1993 – Nolan Ryan pitches his last game at age 46. He holds the record for the most strikeouts of all time (5,714), the most no-hitters of all time (7), and the fastest “officially recorded” pitch thrown in a baseball game (100.9 miles per hour). Ryan is the only player to have his number retired by three baseball teams (Angels, Astros, and Rangers). He was elected to the Baseball Hall of Fame in 1999 with the second highest percentage of votes of all time (98.7% of ballots). Amazingly, Nolan Ryan never won the Cy Young Award.

September 23

1806 – Meriwether Lewis and William Clark return to St. Louis from the first overland journey from the Mississippi River to the Pacific Northwest and back.
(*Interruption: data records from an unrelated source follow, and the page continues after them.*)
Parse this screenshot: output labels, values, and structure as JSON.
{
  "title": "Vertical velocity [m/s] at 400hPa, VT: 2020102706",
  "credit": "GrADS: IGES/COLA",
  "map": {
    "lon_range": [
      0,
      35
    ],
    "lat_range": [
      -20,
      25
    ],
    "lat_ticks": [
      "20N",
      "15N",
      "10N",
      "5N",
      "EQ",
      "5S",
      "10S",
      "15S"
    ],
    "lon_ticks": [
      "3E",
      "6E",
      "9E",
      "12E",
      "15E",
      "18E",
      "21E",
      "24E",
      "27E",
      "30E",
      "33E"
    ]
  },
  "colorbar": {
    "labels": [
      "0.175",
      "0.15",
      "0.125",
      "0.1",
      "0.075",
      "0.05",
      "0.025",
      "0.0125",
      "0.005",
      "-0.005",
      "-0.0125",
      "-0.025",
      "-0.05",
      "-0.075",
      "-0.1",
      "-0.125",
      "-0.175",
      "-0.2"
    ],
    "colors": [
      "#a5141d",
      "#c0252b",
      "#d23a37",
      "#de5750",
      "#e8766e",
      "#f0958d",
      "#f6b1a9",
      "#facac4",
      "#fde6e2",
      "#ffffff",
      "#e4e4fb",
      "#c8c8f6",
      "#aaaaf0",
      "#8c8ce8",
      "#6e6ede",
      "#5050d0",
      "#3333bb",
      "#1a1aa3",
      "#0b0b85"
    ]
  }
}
1845 – The first official baseball team, the New York Knickerbockers, organizes and adopts a 20-rule code. The club started playing in Manhattan in 1842.

1912 – The first of Mack Sennett’s Keystone Cops Comedy movies is released. Watch the first silent movie:

https://www.youtube.com/watch?v=C3fcLdC-Ppc

1938 – A time capsule is buried at World’s Fair in New York City. It is to be opened in 6939, some 5,000 years after it was buried. The capsule contained such items as a Life Magazine, kewpie doll, slide rule, Sears Roebuck catalog, pack of Camel cigarettes, seeds, and microfilm.

1952 – The first closed circuit pay-TV telecast of a sporting event, the Marciano-Walcott fight, airs in 49 theaters in 31 cities. Rocky Marciano knocked out the heavyweight champion “Jersey Joe” Walcott in 13 rounds for heavyweight boxing title.

1961 – “How to Marry a Millionaire” airs on TV as the first movie to become a TV series.

1992 – Manon Rheaume, at age 20, is the first female to play in a National Hockey League exhibition game. She played goalie for the Tampa Bay Lightning and gave up 2 goals on 9 attempts in 1 period. Watch her debut in a regular season game:

1997 – The Seattle Mariners break the record for the most home runs in a single season with 258. The record still stands. Although the Mariners led the AL West, the lost their division playoffs.

2002 – The first public version of the web browser Mozilla Firefox (“Phoenix 0.1”) is released.

2012 – Twenty Iranian visas are denied by the U.S., including diplomats and ministers, ahead of the UN general assembly meeting in New York City.